Few places in the United States are better prepared for this fight than the cities of Seattle and Everett, where their hospitals have been readying for a largescale community spread since late January when the area reported the country’s first COVID-19 case. Despite limitations, greater-Seattle may have the best testing in the country.
“Being able to know who has the virus and who does not is able to free up beds, isolation units,” said Alex Greninger, assistant director of University of Washington Medicine Clinical Virology Laboratories, which is testing over 1,000 people a day.
Doctor Janet Englund can get a test result back in between 12 and 36 hours.
“I think other states and sites are looking at what we are finding and what we are doing,” said Englund, an infectious disease specialist at Seattle Children’s, which has yet to see a high number of COVID-19 patients.
Emergency medicine professionals in other U.S. states tell a different story, with doctors only able to test acutely ill patients and colleagues not wearing protective gear.
“None of the nurses, no one is wearing them.
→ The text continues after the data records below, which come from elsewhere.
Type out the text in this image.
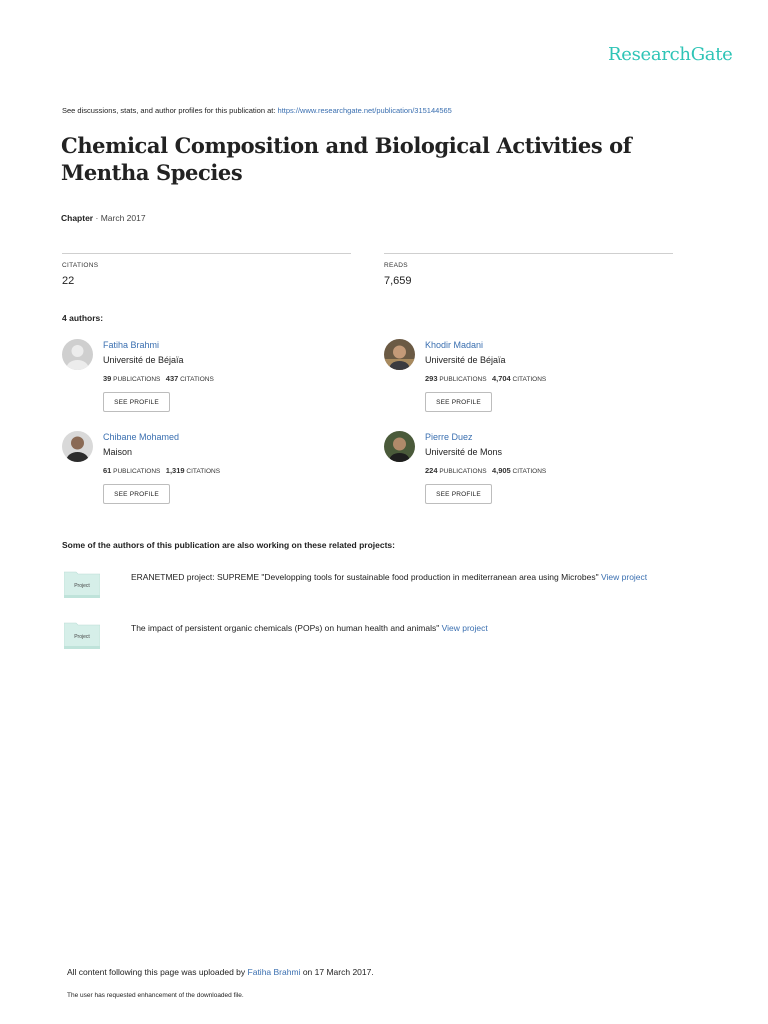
ResearchGate
See discussions, stats, and author profiles for this publication at: https://www.researchgate.net/publication/315144565
Chemical Composition and Biological Activities of Mentha Species
Chapter · March 2017
CITATIONS
22
READS
7,659
4 authors:
Fatiha Brahmi
Université de Béjaïa
39 PUBLICATIONS 437 CITATIONS
SEE PROFILE
Khodir Madani
Université de Béjaïa
293 PUBLICATIONS 4,704 CITATIONS
SEE PROFILE
Chibane Mohamed
Maison
61 PUBLICATIONS 1,319 CITATIONS
SEE PROFILE
Pierre Duez
Université de Mons
224 PUBLICATIONS 4,905 CITATIONS
SEE PROFILE
Some of the authors of this publication are also working on these related projects:
Project
ERANETMED project: SUPREME "Developping tools for sustainable food production in mediterranean area using Microbes" View project
Project
The impact of persistent organic chemicals (POPs) on human health and animals" View project
All content following this page was uploaded by Fatiha Brahmi on 17 March 2017.
The user has requested enhancement of the downloaded file.
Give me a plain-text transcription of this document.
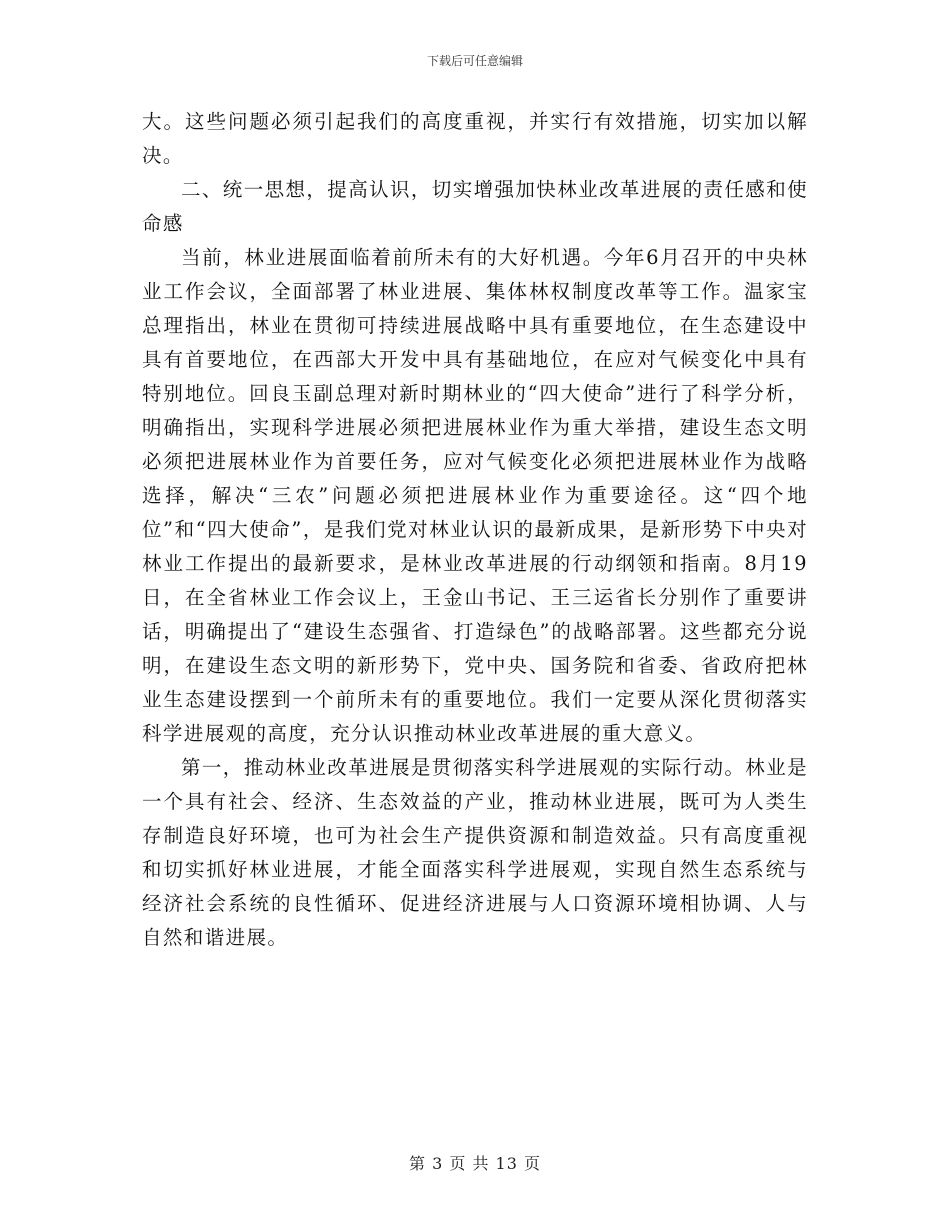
下载后可任意编辑

大。这些问题必须引起我们的高度重视，并实行有效措施，切实加以解决。

二、统一思想，提高认识，切实增强加快林业改革进展的责任感和使命感

当前，林业进展面临着前所未有的大好机遇。今年6月召开的中央林业工作会议，全面部署了林业进展、集体林权制度改革等工作。温家宝总理指出，林业在贯彻可持续进展战略中具有重要地位，在生态建设中具有首要地位，在西部大开发中具有基础地位，在应对气候变化中具有特别地位。回良玉副总理对新时期林业的“四大使命”进行了科学分析，明确指出，实现科学进展必须把进展林业作为重大举措，建设生态文明必须把进展林业作为首要任务，应对气候变化必须把进展林业作为战略选择，解决“三农”问题必须把进展林业作为重要途径。这“四个地位”和“四大使命”，是我们党对林业认识的最新成果，是新形势下中央对林业工作提出的最新要求，是林业改革进展的行动纲领和指南。8月19日，在全省林业工作会议上，王金山书记、王三运省长分别作了重要讲话，明确提出了“建设生态强省、打造绿色”的战略部署。这些都充分说明，在建设生态文明的新形势下，党中央、国务院和省委、省政府把林业生态建设摆到一个前所未有的重要地位。我们一定要从深化贯彻落实科学进展观的高度，充分认识推动林业改革进展的重大意义。

第一，推动林业改革进展是贯彻落实科学进展观的实际行动。林业是一个具有社会、经济、生态效益的产业，推动林业进展，既可为人类生存制造良好环境，也可为社会生产提供资源和制造效益。只有高度重视和切实抓好林业进展，才能全面落实科学进展观，实现自然生态系统与经济社会系统的良性循环、促进经济进展与人口资源环境相协调、人与自然和谐进展。

第 3 页 共 13 页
I put on my own N95 mask and everyone laughed at me,” said an emergency room doctor in a southern U.S. state, who asked not to be named. “We don’t know who has it and, especially healthcare workers need to be tested, because we can give it to everybody else.”
Jeremy Konyndyk, a senior policy fellow at the Center for Global Development in Washington, has heard similar accounts.
“Many hospitals in this country, as of last week, really had not woken up to what this was about to throw at them and had not begun putting measures in place to be ready for that,” said Konyndyk, describing the federal government’s “wait and see” public health guidance as “unspeakably irresponsible.”
Personal protective equipment such as CAPR respirator masks used by emergency room staff are in high demand, Farnsworth said. Her hospital network is shifting supplies to areas in greatest need.
Ultimately, the ability of hospitals to save lives will rest on the speed at which states apply mitigation. If taken early enough, aggressive measures like lockdowns can all but flatten the spread of the disease.
“I think we do need to take more of a no regrets approach,” said Konyndyk, adding that it might be impossible to enforce Wuhan-style, mandatory lockdowns in the United States.